Of the 10 percent of grill owners who have outdoor kitchens, one-third plan
to add to them in the next few years. (Photo courtesy of Kalamazoo Gourmet Kitchen)

Of the 10 percent of grill owners who have outdoor kitchens, one-third plan to add to them in the next few years. (Photo courtesy of Kalamazoo Gourmet Kitchen)

I started salivating the minute the truck pulled up with our new outdoor grill, an electric wood-pellet cooker that looks like a cannon and weighs just as much.

I had been waiting for this. For the past year and a half, DC and I had been sentenced to cooking only indoors. Today, we were about to join the 75 percent of U.S. adults who own an outdoor grill, according to the Hearth, Patio and Barbecue Association.

We were like two inmates just released from kitchen jail. I could already smell the wood fire, and taste the mesquite-infused chipotle chicken. DC could not assemble the grill – a Traeger Eastwood 34 — fast enough.

After the grill was together, we cooked outdoors every night for a week. We grilled burgers and kabobs. We seared steaks and roasted veggies.

We wondered why we had waited so long. Why? Because choosing a backyard barbecue is not as easy as it used to be. Do you want gas, charcoal, electric, or the wood-pellet burning variety? What size? What color? Built in or free-standing?

I did my homework, then let DC pick. And he did. After DC had cooked up a couple of excellent meals, I asked for his review.

“It’s the best grill I have ever used,” said DC, who has had both fancy gas and charcoal grills before. “I like that you don’t need to worry about a propane tank running out or blowing up, a gas line, or a supply of charcoal. I like that all you need is an outlet, and wood pellets, which aren’t nearly as messy as charcoal. I like that you get a smoked-wood flavor, and that you can set the temperature like you do on an oven, shut the lid and walk away.”

Apparently, his reaction echoes the marketplace, where “electric wood-pellet grills are the fastest-growing segment,” said Dan Parrilli, senior merchant of grills for the Home Depot. “Consumers love that you can grill, smoke, bake, roast, braise and barbecue with the same cooker, and set the heat for low and slow or fast and hot.”

Beyond this blazing grill trend, America’s passion for outdoor grilling in general is still hot, hot, hot.

“Our national pastime for gathering around the grill is strong and showing all indications of continuing to grow,” said Jack Goldman, president of the Hearth, Patio & Barbecue Association, in a statement. He attributes the trend to our “continued passion for culinary adventure.”

Parrilli credits the strong interest to shows on the Food Network. As a result, “outdoor chefs are moving way beyond burgers and dogs, and are cooking pizzas, poppers and even French toast on their outdoor grills.”

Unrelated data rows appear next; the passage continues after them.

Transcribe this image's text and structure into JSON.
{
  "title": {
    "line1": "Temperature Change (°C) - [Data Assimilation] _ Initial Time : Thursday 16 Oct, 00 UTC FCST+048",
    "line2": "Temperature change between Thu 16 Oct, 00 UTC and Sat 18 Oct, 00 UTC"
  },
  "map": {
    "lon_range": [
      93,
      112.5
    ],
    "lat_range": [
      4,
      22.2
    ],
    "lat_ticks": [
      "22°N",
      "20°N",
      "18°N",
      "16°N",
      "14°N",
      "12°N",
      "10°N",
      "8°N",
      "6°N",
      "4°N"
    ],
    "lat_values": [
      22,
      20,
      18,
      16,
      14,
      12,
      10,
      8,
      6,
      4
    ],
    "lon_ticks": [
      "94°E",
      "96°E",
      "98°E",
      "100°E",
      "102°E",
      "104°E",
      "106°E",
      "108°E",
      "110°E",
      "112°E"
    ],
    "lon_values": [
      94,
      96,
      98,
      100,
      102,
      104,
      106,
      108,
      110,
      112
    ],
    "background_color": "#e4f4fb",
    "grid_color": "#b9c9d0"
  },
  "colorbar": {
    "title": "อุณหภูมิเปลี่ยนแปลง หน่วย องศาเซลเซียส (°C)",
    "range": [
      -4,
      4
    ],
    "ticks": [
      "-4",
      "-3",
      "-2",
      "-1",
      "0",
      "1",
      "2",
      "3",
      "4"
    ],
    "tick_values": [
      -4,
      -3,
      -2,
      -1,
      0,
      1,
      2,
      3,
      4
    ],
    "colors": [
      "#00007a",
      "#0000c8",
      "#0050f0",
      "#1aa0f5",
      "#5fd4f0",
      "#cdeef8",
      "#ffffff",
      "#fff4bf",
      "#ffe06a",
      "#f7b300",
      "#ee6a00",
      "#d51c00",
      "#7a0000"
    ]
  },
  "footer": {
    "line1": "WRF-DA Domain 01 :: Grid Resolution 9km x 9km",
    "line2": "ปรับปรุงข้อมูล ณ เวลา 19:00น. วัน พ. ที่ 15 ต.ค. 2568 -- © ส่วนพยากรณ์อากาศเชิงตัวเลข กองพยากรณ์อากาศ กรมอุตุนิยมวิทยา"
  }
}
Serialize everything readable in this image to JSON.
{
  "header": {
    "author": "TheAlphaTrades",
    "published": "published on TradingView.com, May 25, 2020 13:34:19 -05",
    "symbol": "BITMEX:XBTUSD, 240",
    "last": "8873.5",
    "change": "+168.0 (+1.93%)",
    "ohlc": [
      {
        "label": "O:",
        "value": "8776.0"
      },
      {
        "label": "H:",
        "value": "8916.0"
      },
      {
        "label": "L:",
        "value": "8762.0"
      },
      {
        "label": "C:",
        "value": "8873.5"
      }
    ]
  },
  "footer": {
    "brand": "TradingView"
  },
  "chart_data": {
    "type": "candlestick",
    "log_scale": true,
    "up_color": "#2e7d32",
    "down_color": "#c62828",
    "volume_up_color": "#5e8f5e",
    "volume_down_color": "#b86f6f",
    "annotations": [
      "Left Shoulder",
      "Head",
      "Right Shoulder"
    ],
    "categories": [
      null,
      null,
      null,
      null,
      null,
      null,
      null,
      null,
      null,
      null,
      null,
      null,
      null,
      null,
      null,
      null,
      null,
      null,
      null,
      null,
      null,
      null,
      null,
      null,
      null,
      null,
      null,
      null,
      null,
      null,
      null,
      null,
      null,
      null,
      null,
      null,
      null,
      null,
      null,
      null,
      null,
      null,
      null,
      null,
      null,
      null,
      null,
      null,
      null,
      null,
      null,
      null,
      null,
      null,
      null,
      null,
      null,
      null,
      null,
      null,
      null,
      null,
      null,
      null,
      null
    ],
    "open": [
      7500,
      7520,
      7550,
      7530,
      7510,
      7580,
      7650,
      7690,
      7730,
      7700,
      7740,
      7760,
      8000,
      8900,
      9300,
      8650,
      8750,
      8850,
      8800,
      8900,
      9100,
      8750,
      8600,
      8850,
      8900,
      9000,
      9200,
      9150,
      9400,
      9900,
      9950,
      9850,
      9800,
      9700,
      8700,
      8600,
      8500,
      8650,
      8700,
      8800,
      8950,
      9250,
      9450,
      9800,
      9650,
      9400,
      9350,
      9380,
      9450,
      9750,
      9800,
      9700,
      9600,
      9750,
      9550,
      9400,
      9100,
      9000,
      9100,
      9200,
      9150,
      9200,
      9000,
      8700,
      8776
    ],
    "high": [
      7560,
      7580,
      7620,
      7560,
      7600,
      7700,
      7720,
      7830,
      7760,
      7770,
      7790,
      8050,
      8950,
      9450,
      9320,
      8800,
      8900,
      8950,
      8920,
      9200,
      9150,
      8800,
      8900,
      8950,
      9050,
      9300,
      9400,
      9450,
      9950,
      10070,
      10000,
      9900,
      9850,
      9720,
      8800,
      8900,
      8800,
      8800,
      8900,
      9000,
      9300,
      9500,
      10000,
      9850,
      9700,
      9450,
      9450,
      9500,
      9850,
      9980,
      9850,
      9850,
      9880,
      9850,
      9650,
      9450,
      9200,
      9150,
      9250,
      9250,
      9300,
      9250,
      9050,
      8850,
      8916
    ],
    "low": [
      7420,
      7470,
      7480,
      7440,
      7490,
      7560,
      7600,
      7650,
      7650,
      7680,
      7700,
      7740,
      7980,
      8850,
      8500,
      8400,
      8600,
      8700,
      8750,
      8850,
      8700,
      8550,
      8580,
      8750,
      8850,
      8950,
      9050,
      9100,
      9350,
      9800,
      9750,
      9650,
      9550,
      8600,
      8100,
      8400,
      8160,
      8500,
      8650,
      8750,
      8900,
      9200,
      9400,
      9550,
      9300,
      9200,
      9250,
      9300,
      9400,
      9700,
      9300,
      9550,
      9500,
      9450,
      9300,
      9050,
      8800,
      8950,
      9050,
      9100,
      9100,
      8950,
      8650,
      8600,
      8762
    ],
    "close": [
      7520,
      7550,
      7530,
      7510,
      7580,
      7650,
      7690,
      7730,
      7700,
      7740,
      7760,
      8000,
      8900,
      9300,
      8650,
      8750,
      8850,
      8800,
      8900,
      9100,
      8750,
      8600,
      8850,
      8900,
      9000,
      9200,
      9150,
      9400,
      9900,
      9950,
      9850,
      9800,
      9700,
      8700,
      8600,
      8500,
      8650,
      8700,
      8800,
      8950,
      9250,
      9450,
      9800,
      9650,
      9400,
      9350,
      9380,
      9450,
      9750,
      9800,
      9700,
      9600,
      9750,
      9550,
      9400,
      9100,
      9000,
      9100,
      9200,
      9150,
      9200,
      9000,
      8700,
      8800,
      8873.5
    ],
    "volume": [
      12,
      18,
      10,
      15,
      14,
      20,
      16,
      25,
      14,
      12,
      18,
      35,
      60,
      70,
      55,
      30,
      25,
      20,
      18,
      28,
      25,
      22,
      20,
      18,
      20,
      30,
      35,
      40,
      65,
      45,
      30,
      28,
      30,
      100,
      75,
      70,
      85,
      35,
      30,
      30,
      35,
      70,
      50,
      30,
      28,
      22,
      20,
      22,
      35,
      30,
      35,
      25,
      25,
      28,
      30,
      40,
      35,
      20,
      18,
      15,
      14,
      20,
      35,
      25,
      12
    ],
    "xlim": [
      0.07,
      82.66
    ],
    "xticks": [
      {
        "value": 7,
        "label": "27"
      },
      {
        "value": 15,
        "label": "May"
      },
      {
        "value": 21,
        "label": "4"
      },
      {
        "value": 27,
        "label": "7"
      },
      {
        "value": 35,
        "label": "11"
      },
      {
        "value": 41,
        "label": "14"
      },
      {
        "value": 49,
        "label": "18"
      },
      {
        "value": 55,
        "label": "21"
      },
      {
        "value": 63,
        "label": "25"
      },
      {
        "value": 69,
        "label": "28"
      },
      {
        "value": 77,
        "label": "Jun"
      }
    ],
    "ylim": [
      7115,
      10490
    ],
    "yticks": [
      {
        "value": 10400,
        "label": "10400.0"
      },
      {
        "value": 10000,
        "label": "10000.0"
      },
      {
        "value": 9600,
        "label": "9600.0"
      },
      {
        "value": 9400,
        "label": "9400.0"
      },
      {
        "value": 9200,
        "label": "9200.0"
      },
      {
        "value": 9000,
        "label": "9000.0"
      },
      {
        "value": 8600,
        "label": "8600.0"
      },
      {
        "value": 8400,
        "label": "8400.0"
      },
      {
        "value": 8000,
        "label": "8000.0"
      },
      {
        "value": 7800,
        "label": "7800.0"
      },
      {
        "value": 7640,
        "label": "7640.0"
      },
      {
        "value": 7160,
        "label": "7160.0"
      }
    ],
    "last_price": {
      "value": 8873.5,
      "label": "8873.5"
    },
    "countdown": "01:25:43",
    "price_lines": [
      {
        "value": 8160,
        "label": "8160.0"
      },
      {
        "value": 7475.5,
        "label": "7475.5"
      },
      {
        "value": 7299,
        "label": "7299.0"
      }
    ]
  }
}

As outdoor grilling season heats up, I looked into what the hot trends were in a cooking method that dates back to the cavemen – and women — days.

No signs of cooling. This year, 37 percent of U.S. adults plan to purchase a new grill or smoker, according to the latest Hearth, Patio & Barbecue Association survey. Most buyers will be replacing or upgrading their current grills. Of the 10 percent of grill owners who have outdoor kitchens, one-third plan to add to them in the next few years.

It’s all about the flavor. Of the grill owners surveyed, 71 percent said improved flavor was the No. 1 reason they used grills. (However, I think women – with all due respect to the female pitmasters out there — aren’t admitting that it’s really about getting the man of the house fired up to cook a little more.)

The bells and whistles. The biggest advancements in outdoor grilling are in accessories, said Parrilli. “Today’s outdoor grills feature side burners, searing burners (a super-heated area for steaks), rotisseries, warming racks, smokers, broiling baskets, vegetable baskets, pizza stones, pizza ovens and oven thermometers. Also new are pans specific for such favorites as grilled cheese sandwiches or jalapeno poppers.”

Game changer. The new Bluetooth grill thermometer is Parrilli’s favorite new gadget. “It lets you monitor the food and grill temperature on your phone,” he said. “You place one probe in the meat, and one on the grill, and your phone gives you real-time feedback.”

The accessories make the outfit. Besides long-handled tongs, turners, and heavy-duty gloves, you’ll want grill-cleaning brushes and clean-up blocks. We got a grill cover to protect our grill from the elements.

Best improvement. Weber has come out with a new infinity ignition switch, which offers a guaranteed start every time. That promise comes with a 10-year warranty. No more turning on the gas, tossing in a match and hoping you don’t blow up.

Hottest trend. Though electric wood-pellet grills comprised only 2 percent of the outdoor grill market in 2015, 7 percent of prospective grill buyers planned to buy a wood-pellet grill, according to the survey. I guess we are part of that statistic.